A menina fungava baixinho, não dava para saber se seus lábios tremiam pelo choro ou pelo frio que consumia toda a cidade nessa época do ano. Seus cabelos estavam fazendo uma cortina sobre seu corpo enquanto ela estava encolhida com a cabeça enfiada nos joelhos, ela se sentia tão solitária.

Quando Camila nasceu seus pais não eram mais novinhos, estavam numa idade avançada e foi um milagre Sinuhe engravidar, eles ficaram tão felizes, mas não pensaram na consequência do ato. Aos dez anos Camila perdeu os pais, primeiro sua mãe morreu durante o sono, seu pai três meses depois por depressão, foi o pior ano de sua vida, sem dúvidas. Não havia família por perto, seus avós já não viviam mais, sem irmãos, tios ou primos ela não conhecia, era apenas... ela.
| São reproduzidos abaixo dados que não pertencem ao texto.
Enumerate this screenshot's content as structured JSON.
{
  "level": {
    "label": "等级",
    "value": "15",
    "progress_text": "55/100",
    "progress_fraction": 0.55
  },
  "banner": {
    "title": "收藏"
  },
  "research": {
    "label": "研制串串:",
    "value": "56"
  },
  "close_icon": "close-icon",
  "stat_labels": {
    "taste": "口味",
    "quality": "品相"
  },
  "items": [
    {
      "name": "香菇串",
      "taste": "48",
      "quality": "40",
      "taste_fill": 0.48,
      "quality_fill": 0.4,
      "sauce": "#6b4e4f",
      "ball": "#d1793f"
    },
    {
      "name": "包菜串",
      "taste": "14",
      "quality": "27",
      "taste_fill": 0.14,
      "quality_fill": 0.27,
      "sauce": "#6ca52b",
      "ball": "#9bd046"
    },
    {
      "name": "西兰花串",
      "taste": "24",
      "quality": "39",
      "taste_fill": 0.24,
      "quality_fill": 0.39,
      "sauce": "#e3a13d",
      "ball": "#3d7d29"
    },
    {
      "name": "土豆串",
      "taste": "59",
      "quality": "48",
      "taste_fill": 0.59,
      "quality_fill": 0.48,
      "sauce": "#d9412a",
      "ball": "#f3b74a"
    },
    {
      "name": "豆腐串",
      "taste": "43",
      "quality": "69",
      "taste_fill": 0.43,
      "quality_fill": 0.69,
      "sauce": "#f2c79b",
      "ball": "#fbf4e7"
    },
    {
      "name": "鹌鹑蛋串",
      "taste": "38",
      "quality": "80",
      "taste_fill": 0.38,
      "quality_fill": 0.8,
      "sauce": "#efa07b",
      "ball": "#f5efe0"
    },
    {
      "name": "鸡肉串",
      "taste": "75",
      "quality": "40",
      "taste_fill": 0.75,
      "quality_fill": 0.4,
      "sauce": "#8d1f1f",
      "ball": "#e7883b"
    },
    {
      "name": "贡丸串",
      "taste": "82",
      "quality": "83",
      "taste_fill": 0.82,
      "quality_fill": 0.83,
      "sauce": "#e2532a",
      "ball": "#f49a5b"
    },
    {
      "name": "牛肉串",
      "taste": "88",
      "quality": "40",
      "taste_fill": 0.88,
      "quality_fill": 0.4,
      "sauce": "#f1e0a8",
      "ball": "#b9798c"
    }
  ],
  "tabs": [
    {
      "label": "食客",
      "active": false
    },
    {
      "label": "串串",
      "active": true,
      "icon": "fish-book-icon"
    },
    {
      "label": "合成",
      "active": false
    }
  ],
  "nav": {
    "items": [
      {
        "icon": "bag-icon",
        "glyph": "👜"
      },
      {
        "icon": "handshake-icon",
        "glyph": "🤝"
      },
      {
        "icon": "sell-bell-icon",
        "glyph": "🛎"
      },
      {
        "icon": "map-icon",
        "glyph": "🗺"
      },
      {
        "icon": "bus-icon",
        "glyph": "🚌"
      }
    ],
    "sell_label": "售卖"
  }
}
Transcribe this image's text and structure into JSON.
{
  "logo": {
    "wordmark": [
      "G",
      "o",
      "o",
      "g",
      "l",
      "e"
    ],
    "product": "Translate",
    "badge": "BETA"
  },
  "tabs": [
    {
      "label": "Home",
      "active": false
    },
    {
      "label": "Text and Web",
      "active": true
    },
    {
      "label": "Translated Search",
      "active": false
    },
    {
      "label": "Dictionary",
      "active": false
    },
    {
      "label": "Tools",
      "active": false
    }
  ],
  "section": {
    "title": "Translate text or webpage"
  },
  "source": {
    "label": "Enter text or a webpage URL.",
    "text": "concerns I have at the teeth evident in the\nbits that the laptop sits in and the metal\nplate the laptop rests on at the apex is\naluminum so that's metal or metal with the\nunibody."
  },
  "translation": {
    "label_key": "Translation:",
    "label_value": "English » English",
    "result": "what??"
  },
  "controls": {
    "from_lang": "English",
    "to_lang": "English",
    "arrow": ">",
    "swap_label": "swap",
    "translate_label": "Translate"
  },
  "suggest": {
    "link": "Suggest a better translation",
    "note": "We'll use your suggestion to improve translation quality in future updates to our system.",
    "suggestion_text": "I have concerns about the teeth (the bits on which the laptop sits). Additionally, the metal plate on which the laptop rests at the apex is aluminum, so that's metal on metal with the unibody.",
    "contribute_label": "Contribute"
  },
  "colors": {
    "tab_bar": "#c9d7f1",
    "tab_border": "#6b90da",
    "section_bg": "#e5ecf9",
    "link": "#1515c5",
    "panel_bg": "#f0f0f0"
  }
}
Levaram ela para um orfanato mas ela fugiu aos quinze, não aguentava mais, fora rejeitada todos esses anos por não ser nova demais para ser adotada, doía como o inferno, como se não bastasse a falta que seus pais faziam. E desde os quinze mora na rua, suas tentativas falhas de emprego e alguma moradia fizeram ela desistir, não queria voltar para o orfanato, mesmo tendo na sua frente a decisão de enfrentar as ruas. Dois anos. Dois malditos anos na rua e ela simplesmente não conseguia se acostumar, o frio era de gelar seu corpo, o calor fazia ela querer arrancar as roupas e achar alguma sombra, as doenças que ela já não sabia quantas vezes pegou nesse intervalo de tempo, tinha pouco com ela, apenas um cobertor, roupas quentes que doaram e um colar de sua mãe que ela não tirava por nada, já tentaram roubar mas ela enfrentou uma luta que pode ter se machucado muito, mas não levaram seu bem mais precioso.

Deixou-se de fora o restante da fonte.